Unsurprisingly, U.S. political events were the primary focus for fixed income markets during the fourth quarter of 2024. Despite a surge in excitement in favour of Kamala Harris after President Biden stood aside earlier in the year, polling, and particularly betting markets, moved more in favour of a Trump/Republican win as the year rolled on, correctly predicting the outcome of the early November election. Markets moved in lockstep, aiming to decipher what a Trump win and possible Republican sweep would mean. Against this backdrop, the two policies markets are most focused on and concerned about are deficit spending and tariffs.
The concerns over unfunded tax cuts drove yields higher, led by the back end of the curve – steepening the curve marginally in the process. 5-year, 10-year and 30-year U.S. Treasury yields rose 87.2 bps, 83.8 bps and 71 bps respectively, whereas 2-year U.S. Treasury yields rose 62.8 bps.
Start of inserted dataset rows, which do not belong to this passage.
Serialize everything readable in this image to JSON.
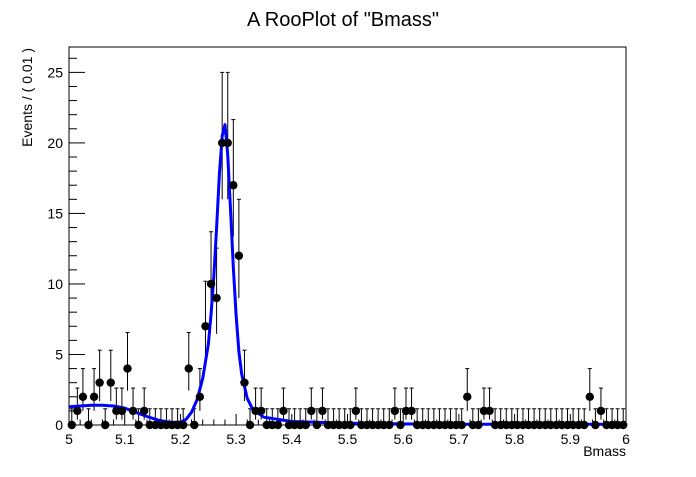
{
  "chart_data": {
    "type": "scatter",
    "title": "A RooPlot of \"Bmass\"",
    "xlabel": "Bmass",
    "ylabel": "Events / ( 0.01 )",
    "xlim": [
      5,
      6
    ],
    "ylim": [
      0,
      26.8
    ],
    "grid": false,
    "legend": "none",
    "x_ticks": [
      5,
      5.1,
      5.2,
      5.3,
      5.4,
      5.5,
      5.6,
      5.7,
      5.8,
      5.9,
      6
    ],
    "x_tick_labels": [
      "5",
      "5.1",
      "5.2",
      "5.3",
      "5.4",
      "5.5",
      "5.6",
      "5.7",
      "5.8",
      "5.9",
      "6"
    ],
    "y_ticks": [
      0,
      5,
      10,
      15,
      20,
      25
    ],
    "y_tick_labels": [
      "0",
      "5",
      "10",
      "15",
      "20",
      "25"
    ],
    "bin_width": 0.01,
    "points": {
      "x": [
        5.005,
        5.015,
        5.025,
        5.035,
        5.045,
        5.055,
        5.065,
        5.075,
        5.085,
        5.095,
        5.105,
        5.115,
        5.125,
        5.135,
        5.145,
        5.155,
        5.165,
        5.175,
        5.185,
        5.195,
        5.205,
        5.215,
        5.225,
        5.235,
        5.245,
        5.255,
        5.265,
        5.275,
        5.285,
        5.295,
        5.305,
        5.315,
        5.325,
        5.335,
        5.345,
        5.355,
        5.365,
        5.375,
        5.385,
        5.395,
        5.405,
        5.415,
        5.425,
        5.435,
        5.445,
        5.455,
        5.465,
        5.475,
        5.485,
        5.495,
        5.505,
        5.515,
        5.525,
        5.535,
        5.545,
        5.555,
        5.565,
        5.575,
        5.585,
        5.595,
        5.605,
        5.615,
        5.625,
        5.635,
        5.645,
        5.655,
        5.665,
        5.675,
        5.685,
        5.695,
        5.705,
        5.715,
        5.725,
        5.735,
        5.745,
        5.755,
        5.765,
        5.775,
        5.785,
        5.795,
        5.805,
        5.815,
        5.825,
        5.835,
        5.845,
        5.855,
        5.865,
        5.875,
        5.885,
        5.895,
        5.905,
        5.915,
        5.925,
        5.935,
        5.945,
        5.955,
        5.965,
        5.975,
        5.985,
        5.995
      ],
      "y": [
        0,
        1,
        2,
        0,
        2,
        3,
        0,
        3,
        1,
        1,
        4,
        1,
        0,
        1,
        0,
        0,
        0,
        0,
        0,
        0,
        0,
        4,
        0,
        2,
        7,
        10,
        9,
        20,
        20,
        17,
        12,
        3,
        0,
        1,
        1,
        0,
        0,
        0,
        1,
        0,
        0,
        0,
        0,
        1,
        0,
        1,
        0,
        0,
        0,
        0,
        0,
        1,
        0,
        0,
        0,
        0,
        0,
        0,
        1,
        0,
        1,
        1,
        0,
        0,
        0,
        0,
        0,
        0,
        0,
        0,
        0,
        2,
        0,
        0,
        1,
        1,
        0,
        0,
        0,
        0,
        0,
        0,
        0,
        0,
        0,
        0,
        0,
        0,
        0,
        0,
        0,
        0,
        0,
        2,
        0,
        1,
        0,
        0,
        0,
        0
      ]
    },
    "series": [
      {
        "type": "line",
        "color": "#0000ff",
        "x": [
          5.0,
          5.02,
          5.04,
          5.06,
          5.08,
          5.1,
          5.12,
          5.14,
          5.16,
          5.18,
          5.2,
          5.21,
          5.22,
          5.23,
          5.24,
          5.25,
          5.255,
          5.26,
          5.265,
          5.27,
          5.275,
          5.28,
          5.285,
          5.29,
          5.295,
          5.3,
          5.305,
          5.31,
          5.32,
          5.33,
          5.35,
          5.4,
          5.5,
          5.6,
          5.7,
          5.8,
          5.9,
          6.0
        ],
        "y": [
          1.3,
          1.35,
          1.4,
          1.4,
          1.35,
          1.2,
          0.9,
          0.6,
          0.35,
          0.2,
          0.2,
          0.4,
          0.9,
          1.8,
          3.3,
          5.7,
          7.8,
          10.5,
          14,
          17.8,
          20.5,
          21.3,
          19.2,
          15.3,
          11.2,
          7.8,
          5.2,
          3.6,
          1.9,
          1.1,
          0.55,
          0.25,
          0.12,
          0.08,
          0.06,
          0.05,
          0.05,
          0.05
        ]
      }
    ],
    "marker_color": "#000000"
  }
}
Tariff concerns were most evident in currency markets with the U.S. dollar performing well, particularly against currencies most at risk of the most substantial tariffs – Mexico and Canada.
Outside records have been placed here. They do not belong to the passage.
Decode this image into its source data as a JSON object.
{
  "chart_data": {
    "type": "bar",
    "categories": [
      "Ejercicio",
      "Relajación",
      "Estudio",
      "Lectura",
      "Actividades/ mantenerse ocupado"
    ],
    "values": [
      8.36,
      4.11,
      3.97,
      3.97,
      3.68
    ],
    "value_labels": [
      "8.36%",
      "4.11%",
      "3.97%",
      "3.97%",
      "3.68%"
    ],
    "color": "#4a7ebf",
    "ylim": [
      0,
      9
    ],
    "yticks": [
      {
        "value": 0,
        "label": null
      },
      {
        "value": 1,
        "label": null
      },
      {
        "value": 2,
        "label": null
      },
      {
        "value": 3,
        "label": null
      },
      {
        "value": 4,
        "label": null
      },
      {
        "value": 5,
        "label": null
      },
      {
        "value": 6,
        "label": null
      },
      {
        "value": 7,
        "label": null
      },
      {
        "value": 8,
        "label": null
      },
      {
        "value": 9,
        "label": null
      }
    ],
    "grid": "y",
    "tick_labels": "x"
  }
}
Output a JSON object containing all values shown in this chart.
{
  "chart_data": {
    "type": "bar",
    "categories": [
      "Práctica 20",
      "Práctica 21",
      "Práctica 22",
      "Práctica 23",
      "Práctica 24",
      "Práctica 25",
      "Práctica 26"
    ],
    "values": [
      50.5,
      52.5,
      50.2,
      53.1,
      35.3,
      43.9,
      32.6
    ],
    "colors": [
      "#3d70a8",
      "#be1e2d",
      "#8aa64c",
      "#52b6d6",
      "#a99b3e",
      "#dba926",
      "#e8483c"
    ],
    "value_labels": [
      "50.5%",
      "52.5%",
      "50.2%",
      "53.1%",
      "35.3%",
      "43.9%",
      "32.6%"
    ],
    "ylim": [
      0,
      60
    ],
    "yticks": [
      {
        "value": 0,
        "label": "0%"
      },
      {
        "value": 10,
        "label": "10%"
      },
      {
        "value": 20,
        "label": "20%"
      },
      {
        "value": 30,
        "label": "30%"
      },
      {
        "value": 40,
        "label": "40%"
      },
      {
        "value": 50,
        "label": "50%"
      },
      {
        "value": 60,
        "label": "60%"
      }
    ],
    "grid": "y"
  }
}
Both the FTSE Canada Universe Bond Index and the U.S. Investment Grade Bond Index posted negative returns during the quarter.
The Mackenzie Floating Rate Income ETF is the sixth-largest weighted allocation in the portfolio and the largest contributor to performance. Loans provided consistent positive monthly returns throughout all of 2024 as high coupons, strong technical and the absence of rate risk drove returns.
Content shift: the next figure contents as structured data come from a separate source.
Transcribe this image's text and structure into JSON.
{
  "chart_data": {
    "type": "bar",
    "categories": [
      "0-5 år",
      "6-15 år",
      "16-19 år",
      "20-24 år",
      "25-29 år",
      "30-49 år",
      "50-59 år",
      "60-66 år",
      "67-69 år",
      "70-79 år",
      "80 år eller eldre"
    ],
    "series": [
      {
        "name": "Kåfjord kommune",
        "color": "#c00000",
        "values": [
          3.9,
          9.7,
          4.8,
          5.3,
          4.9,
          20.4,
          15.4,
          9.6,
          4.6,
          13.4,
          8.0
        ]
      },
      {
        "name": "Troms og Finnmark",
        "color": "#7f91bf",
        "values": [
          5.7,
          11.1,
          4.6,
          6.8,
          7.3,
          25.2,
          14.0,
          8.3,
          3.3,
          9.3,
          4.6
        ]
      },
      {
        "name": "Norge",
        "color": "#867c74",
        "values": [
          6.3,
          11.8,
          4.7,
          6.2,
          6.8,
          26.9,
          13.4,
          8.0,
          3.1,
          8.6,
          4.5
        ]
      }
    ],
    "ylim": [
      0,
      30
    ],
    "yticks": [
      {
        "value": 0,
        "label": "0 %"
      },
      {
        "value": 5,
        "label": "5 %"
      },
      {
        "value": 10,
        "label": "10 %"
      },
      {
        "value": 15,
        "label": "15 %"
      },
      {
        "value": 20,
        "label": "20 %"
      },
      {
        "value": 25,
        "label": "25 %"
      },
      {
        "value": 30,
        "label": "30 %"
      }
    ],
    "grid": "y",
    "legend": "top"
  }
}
The Mackenzie North American Corporate Bond Fund is the fifth-largest weighted allocation in the portfolio and a positive contributor to performance. The fund posted positive returns during the periods as corporate bond spreads continued to grind narrower.
The Mackenzie – IG Global Bond Pool is the largest weighted allocation in the portfolio and the weakest contributor to performance. Curve steepening remained a prevalent theme in the period as expectations around accommodative monetary policy in the U.S. moderated and deficit spending mounted.